El exministro de Finanzas egipcio Yusef Butros Gali fue condenado hoy en rebeldía a treinta años de prisión por tráfico de influencias, abuso de autoridad y enriquecimiento ilícito, informaron medios de comunicación estatales.

El tribunal penal del norte de El Cairo, presidido por el juez Mahdi Goneim, dispuso además que la pena tendrá que ser cumplida íntegramente, sin posibilidad de una reducción, y que Gali tendrá que devolver los fondos de los que se apropió.

Se trata de la mayor condena impuesta a un exalto cargo del régimen de Hosni Mubarak, que renunció al poder el pasado 11 de febrero tras dieciocho días de revueltas populares y casi tres décadas en el poder.

La corte encontró culpable a Gali de aprovecharse de su puesto y de emplear material y personal del Ministerio para su propia propaganda electoral.

Además, estaba acusado de apropiarse de seis coches de lujo de un total de 102 decomisados en las aduanas del Aeropuerto de El Cairo y de regalar el resto a sus amigos en el ministerio.

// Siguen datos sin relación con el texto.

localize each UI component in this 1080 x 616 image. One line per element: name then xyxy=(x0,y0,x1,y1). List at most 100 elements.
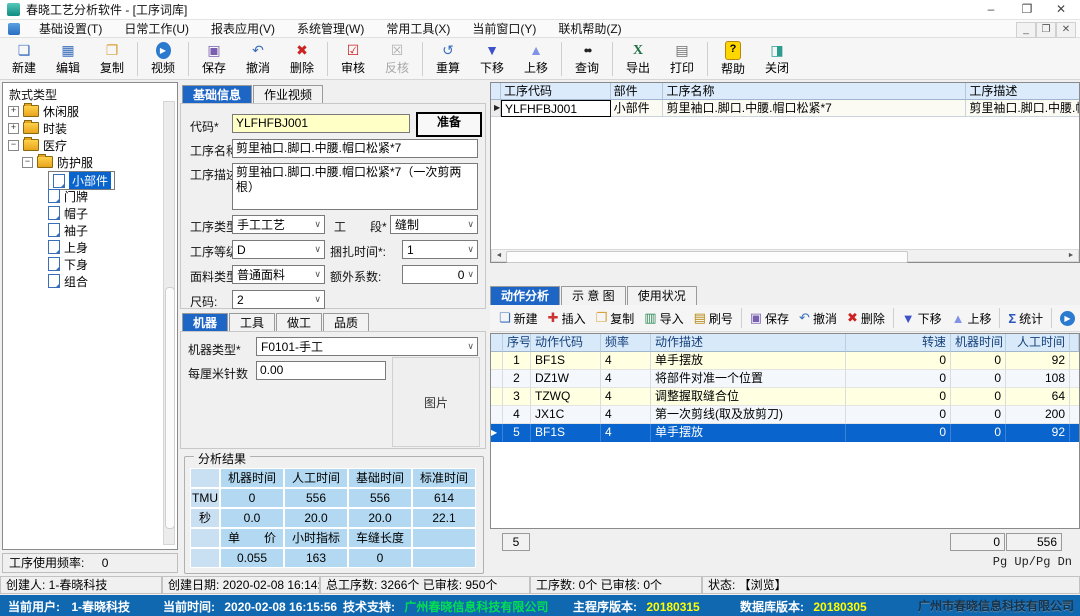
stitches-per-cm-input[interactable]: 0.00 xyxy=(256,361,386,380)
action-grid-row[interactable]: 4 JX1C 4 第一次剪线(取及放剪刀) 0 0 200 xyxy=(491,406,1079,424)
col-header-action-code[interactable]: 动作代码 xyxy=(531,334,601,352)
col-header-process-name[interactable]: 工序名称 xyxy=(663,83,966,100)
action-grid-row[interactable]: 2 DZ1W 4 将部件对准一个位置 0 0 108 xyxy=(491,370,1079,388)
col-header-part[interactable]: 部件 xyxy=(611,83,664,100)
delete-button[interactable]: ✖ 删除 xyxy=(280,39,324,79)
action-desc-cell[interactable]: 单手摆放 xyxy=(651,352,846,370)
action-code-cell[interactable]: JX1C xyxy=(531,406,601,424)
close-icon[interactable]: ✕ xyxy=(1044,0,1078,19)
print-button[interactable]: ▤ 打印 xyxy=(660,39,704,79)
seq-cell[interactable]: 3 xyxy=(503,388,531,406)
labor-time-cell[interactable]: 92 xyxy=(1006,352,1070,370)
recalculate-button[interactable]: ↺ 重算 xyxy=(426,39,470,79)
action-desc-cell[interactable]: 第一次剪线(取及放剪刀) xyxy=(651,406,846,424)
speed-cell[interactable]: 0 xyxy=(846,424,951,442)
action-grid-row-selected[interactable]: ▶ 5 BF1S 4 单手摆放 0 0 92 xyxy=(491,424,1079,442)
col-header-process-desc[interactable]: 工序描述 xyxy=(966,83,1079,100)
action-move-up-button[interactable]: ▲ 上移 xyxy=(947,306,997,330)
menu-item-online-help[interactable]: 联机帮助(Z) xyxy=(547,20,632,38)
tab-tools[interactable]: 工具 xyxy=(229,313,275,332)
col-header-machine-time[interactable]: 机器时间 xyxy=(951,334,1006,352)
move-up-button[interactable]: ▲ 上移 xyxy=(514,39,558,79)
col-header-action-desc[interactable]: 动作描述 xyxy=(651,334,846,352)
seq-cell[interactable]: 5 xyxy=(503,424,531,442)
process-desc-cell[interactable]: 剪里袖口.脚口.中腰.帽口松紧*7（一次剪两根） xyxy=(966,100,1079,117)
frequency-cell[interactable]: 4 xyxy=(601,406,651,424)
tab-workmanship[interactable]: 做工 xyxy=(276,313,322,332)
tab-schematic[interactable]: 示 意 图 xyxy=(561,286,626,305)
frequency-cell[interactable]: 4 xyxy=(601,388,651,406)
seq-cell[interactable]: 2 xyxy=(503,370,531,388)
tree-item-medical[interactable]: − 医疗 xyxy=(8,137,67,153)
bundle-time-select[interactable]: 1∨ xyxy=(402,240,478,259)
machine-time-cell[interactable]: 0 xyxy=(951,388,1006,406)
mdi-restore-icon[interactable]: ❐ xyxy=(1036,22,1056,38)
export-button[interactable]: X 导出 xyxy=(616,39,660,79)
mdi-minimize-icon[interactable]: _ xyxy=(1016,22,1036,38)
video-button[interactable]: ▶ 视频 xyxy=(141,39,185,79)
process-name-cell[interactable]: 剪里袖口.脚口.中腰.帽口松紧*7 xyxy=(663,100,966,117)
expand-minus-icon[interactable]: − xyxy=(8,140,19,151)
action-desc-cell[interactable]: 调整握取缝合位 xyxy=(651,388,846,406)
menu-item-basic-settings[interactable]: 基础设置(T) xyxy=(28,20,113,38)
process-grade-select[interactable]: D∨ xyxy=(232,240,325,259)
tree-item-hat[interactable]: 帽子 xyxy=(48,205,88,221)
action-grid-row[interactable]: 3 TZWQ 4 调整握取缝合位 0 0 64 xyxy=(491,388,1079,406)
stage-select[interactable]: 缝制∨ xyxy=(390,215,478,234)
col-header-process-code[interactable]: 工序代码 xyxy=(501,83,611,100)
size-select[interactable]: 2∨ xyxy=(232,290,325,309)
machine-type-select[interactable]: F0101-手工∨ xyxy=(256,337,478,356)
action-grid-row[interactable]: 1 BF1S 4 单手摆放 0 0 92 xyxy=(491,352,1079,370)
restore-icon[interactable]: ❐ xyxy=(1010,0,1044,19)
tree-item-protective-clothing[interactable]: − 防护服 xyxy=(22,154,93,170)
tab-machine[interactable]: 机器 xyxy=(182,313,228,332)
part-cell[interactable]: 小部件 xyxy=(611,100,664,117)
frequency-cell[interactable]: 4 xyxy=(601,352,651,370)
action-copy-button[interactable]: ❐ 复制 xyxy=(591,306,640,330)
ready-button[interactable]: 准备 xyxy=(416,112,482,137)
action-code-cell[interactable]: BF1S xyxy=(531,424,601,442)
save-button[interactable]: ▣ 保存 xyxy=(192,39,236,79)
menu-item-system-management[interactable]: 系统管理(W) xyxy=(286,20,375,38)
seq-cell[interactable]: 1 xyxy=(503,352,531,370)
code-input[interactable]: YLFHFBJ001 xyxy=(232,114,410,133)
tree-item-lower-body[interactable]: 下身 xyxy=(48,256,88,272)
labor-time-cell[interactable]: 92 xyxy=(1006,424,1070,442)
menu-item-common-tools[interactable]: 常用工具(X) xyxy=(375,20,461,38)
copy-button[interactable]: ❐ 复制 xyxy=(90,39,134,79)
action-code-cell[interactable]: DZ1W xyxy=(531,370,601,388)
action-save-button[interactable]: ▣ 保存 xyxy=(745,306,794,330)
action-renumber-button[interactable]: ▤ 刷号 xyxy=(689,306,738,330)
labor-time-cell[interactable]: 200 xyxy=(1006,406,1070,424)
tab-usage-status[interactable]: 使用状况 xyxy=(627,286,697,305)
frequency-cell[interactable]: 4 xyxy=(601,370,651,388)
frequency-cell[interactable]: 4 xyxy=(601,424,651,442)
hscrollbar-thumb[interactable] xyxy=(506,251,908,263)
speed-cell[interactable]: 0 xyxy=(846,388,951,406)
tree-vertical-scrollbar[interactable] xyxy=(163,101,175,545)
action-import-button[interactable]: ▥ 导入 xyxy=(639,306,688,330)
action-move-down-button[interactable]: ▼ 下移 xyxy=(897,306,947,330)
new-button[interactable]: ❏ 新建 xyxy=(2,39,46,79)
search-button[interactable]: ●● 查询 xyxy=(565,39,609,79)
menu-item-current-window[interactable]: 当前窗口(Y) xyxy=(461,20,547,38)
undo-button[interactable]: ↶ 撤消 xyxy=(236,39,280,79)
action-desc-cell[interactable]: 单手摆放 xyxy=(651,424,846,442)
action-play-button[interactable]: ▶ xyxy=(1055,306,1080,330)
machine-time-cell[interactable]: 0 xyxy=(951,424,1006,442)
move-down-button[interactable]: ▼ 下移 xyxy=(470,39,514,79)
process-desc-textarea[interactable]: 剪里袖口.脚口.中腰.帽口松紧*7（一次剪两根） xyxy=(232,163,478,210)
tree-item-casual-wear[interactable]: + 休闲服 xyxy=(8,103,79,119)
tree-item-fashion[interactable]: + 时装 xyxy=(8,120,67,136)
tree-scrollbar-thumb[interactable] xyxy=(165,287,175,529)
action-undo-button[interactable]: ↶ 撤消 xyxy=(794,306,842,330)
process-table-row[interactable]: ▶ YLFHFBJ001 小部件 剪里袖口.脚口.中腰.帽口松紧*7 剪里袖口.… xyxy=(491,100,1079,117)
fabric-type-select[interactable]: 普通面料∨ xyxy=(232,265,325,284)
action-delete-button[interactable]: ✖ 删除 xyxy=(842,306,890,330)
speed-cell[interactable]: 0 xyxy=(846,370,951,388)
help-button[interactable]: ? 帮助 xyxy=(711,39,755,79)
tree-item-upper-body[interactable]: 上身 xyxy=(48,239,88,255)
tab-action-analysis[interactable]: 动作分析 xyxy=(490,286,560,305)
process-type-select[interactable]: 手工工艺∨ xyxy=(232,215,325,234)
col-header-seq[interactable]: 序号 xyxy=(503,334,531,352)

El tribunal escuchó a los jueces Ashraf Mojtar y Ahmed Suleiman que pidieron que se hagan públicas las pesquisas del departamento de extranjería que indican que Gali abandonó Egipto el 11 de febrero pasado en dirección al Líbano.

Gali se convierte en el cuarto ministro del extinto régimen de Mubarak que recibe una sentencia judicial.

El pasado 5 de mayo al exministro del Interior Habib al Adli fue condenado a doce años de cárcel por blanqueo de dinero y enriquecimiento ilícito.

Cinco días después el antiguo titular de la cartera de Turismo Zoheir Grana recibió otra condena de cinco años por enriquecimiento ilícito y malversación de fondos.

El pasado 26 de mayo, el exministro de Vivienda Ahmed el Magrebi fue sentenciado a cinco años de prisión por cargos similares.

Otros antiguos ministros y dirigentes del partido gobernante durante el régimen de Mubarak tienen causas pendientes en los tribunales, al igual que el exmandatario y sus familiares directos.